В какой-то момент Георгий извинился и вышел, будто бы покурить на крыльцо. Курить в самом деле хотелось, но первым делом он набрал шефа и постарался максимально быстро – Ас иногда прерывал на полуслове – рассказать про капризного родственника.
– И что ты хочешь от меня? – поинтересовался в ответ хозяин Конюшни.
– Может, сейчас просто выйти из разговора с ним? А потом обратиться к Махину напрямую. Или Влад как-то на него надавит.
– Гоша, – ласково сказал Ас, – никто тебя не будет второй раз слушать, ты что. Милый мой, ты профессионал или где? Ну наплети ему что-нибудь. Послушай, что он сам предлагает. Дай ему фишку.
– Какую?
– Любую, – раздраженно отозвался Ас. – Ты думаешь, я наверх пойду рассказывать, как ты договориться не можешь? Иди и реши. Давай, без этого дел полно.
Ас отключился, а Георгий с досады чуть не швырнул телефон в лужу.
В легкой куртке было зябко, с неба сыпались какие-то мокрые осколки.
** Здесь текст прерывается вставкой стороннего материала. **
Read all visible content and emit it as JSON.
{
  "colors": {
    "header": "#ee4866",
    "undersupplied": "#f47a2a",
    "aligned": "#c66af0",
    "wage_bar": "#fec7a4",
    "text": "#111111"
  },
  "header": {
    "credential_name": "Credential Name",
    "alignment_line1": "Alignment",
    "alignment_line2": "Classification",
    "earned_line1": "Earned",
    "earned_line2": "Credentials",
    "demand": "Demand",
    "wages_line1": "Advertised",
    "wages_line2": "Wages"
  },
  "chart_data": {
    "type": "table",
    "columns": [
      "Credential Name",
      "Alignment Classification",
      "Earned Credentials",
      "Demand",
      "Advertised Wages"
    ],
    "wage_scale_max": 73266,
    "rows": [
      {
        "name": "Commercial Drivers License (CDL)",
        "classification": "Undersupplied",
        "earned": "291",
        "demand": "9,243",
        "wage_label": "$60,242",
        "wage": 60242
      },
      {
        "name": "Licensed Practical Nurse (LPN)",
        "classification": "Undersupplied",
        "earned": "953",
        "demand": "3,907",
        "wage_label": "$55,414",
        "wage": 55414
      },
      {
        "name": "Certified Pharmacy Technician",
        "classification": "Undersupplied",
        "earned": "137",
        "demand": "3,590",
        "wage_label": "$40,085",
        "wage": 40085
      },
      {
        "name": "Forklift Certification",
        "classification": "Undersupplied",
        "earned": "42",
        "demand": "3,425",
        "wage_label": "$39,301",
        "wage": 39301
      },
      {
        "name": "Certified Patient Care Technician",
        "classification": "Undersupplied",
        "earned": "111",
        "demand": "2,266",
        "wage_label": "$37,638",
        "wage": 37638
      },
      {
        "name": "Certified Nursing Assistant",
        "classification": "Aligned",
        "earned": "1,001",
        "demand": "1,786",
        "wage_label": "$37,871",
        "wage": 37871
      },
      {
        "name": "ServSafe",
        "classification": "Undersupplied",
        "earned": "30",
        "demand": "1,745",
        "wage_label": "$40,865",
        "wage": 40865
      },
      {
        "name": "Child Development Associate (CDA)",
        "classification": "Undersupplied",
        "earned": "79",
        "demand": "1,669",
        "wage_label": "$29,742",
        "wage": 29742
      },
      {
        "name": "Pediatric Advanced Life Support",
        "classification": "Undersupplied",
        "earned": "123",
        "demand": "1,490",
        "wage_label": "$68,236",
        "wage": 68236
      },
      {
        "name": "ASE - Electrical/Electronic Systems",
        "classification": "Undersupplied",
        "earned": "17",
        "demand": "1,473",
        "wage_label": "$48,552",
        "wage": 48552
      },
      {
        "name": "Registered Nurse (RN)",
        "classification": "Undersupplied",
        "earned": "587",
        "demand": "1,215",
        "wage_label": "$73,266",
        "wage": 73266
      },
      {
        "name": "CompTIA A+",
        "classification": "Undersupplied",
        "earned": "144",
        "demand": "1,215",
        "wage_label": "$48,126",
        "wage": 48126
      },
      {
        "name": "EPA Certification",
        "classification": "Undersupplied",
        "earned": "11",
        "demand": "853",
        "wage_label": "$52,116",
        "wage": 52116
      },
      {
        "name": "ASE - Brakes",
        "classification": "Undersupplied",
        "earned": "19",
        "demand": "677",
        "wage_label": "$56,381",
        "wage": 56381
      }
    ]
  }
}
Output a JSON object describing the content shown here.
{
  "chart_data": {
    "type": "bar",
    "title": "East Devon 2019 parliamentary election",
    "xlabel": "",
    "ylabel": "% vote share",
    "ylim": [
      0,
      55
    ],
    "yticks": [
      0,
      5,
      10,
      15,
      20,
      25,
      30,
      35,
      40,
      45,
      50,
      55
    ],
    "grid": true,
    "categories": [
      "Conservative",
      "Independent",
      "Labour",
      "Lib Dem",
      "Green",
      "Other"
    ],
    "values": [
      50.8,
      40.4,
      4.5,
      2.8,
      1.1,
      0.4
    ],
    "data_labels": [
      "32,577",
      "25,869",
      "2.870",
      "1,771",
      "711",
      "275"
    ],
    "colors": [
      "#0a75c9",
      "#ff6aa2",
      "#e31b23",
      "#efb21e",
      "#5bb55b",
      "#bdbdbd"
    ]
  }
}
Вот говорят, «разбился вдребезги», может, это дребезги и летят?.. Георгий сделал два круга вокруг квартала, постепенно превращаясь в мокрую курицу и чувствуя себя соответственно. Он постарался перебрать в голове все эпизоды жизни великого кормчего Махина, один за одним, – но никаких идей это не принесло. Наоборот, за каким-то лешим на репите залипла сцена, как Махин открывает снесенный и снова слепленный по образу и подобию Главпочтамт рука об руку с его директором, человеком по имени Юлий Адольфович Цветков (это сочетание из памяти уже ни за что не вытравить) – огромным рыжим детиной, похожим на ирландского эльфа, принявшего увеличительное зелье. Огромный Махин был виден на снимках только фрагментарно, потому что всё заслоняли исполинские рыжие бакенбарды.
– Бакенбарды… – задумчиво сказал Георгий. – Бакинские барды.
Он вдруг вспомнил, что бардом оказался присланный на кампанию по расширению Москвы замшелый, чуть ли не мумифицированный, технолог. Он всё время норовил что-то писать на перфокартах, которые носил за собой в чемодане облезлой крокодиловой кожи. Тогда пришлось вообще всё придумывать за него: передвижную агитацию, газету, прости господи, «Шире округ», общественные слушания…
Стоп. Слушания, да?
– Общественные слушания? – переспросил Подберезкин. – Это что такое?
– Ну, – сказал Георгий, – помните проект Юго-западной рокады, который отстаивал Виктор Николаевич? Там два года подряд были протесты, статейки разные говенные. А теперь представьте, что мы устроим публичное обсуждение этого. Полный зал народу, голосование, – и стопроцентная победа. Жители – за, газеты пишут – ура, и да здравствует.
– Скандал будет, – мечтательно сообщил Мамед и достал сигареты.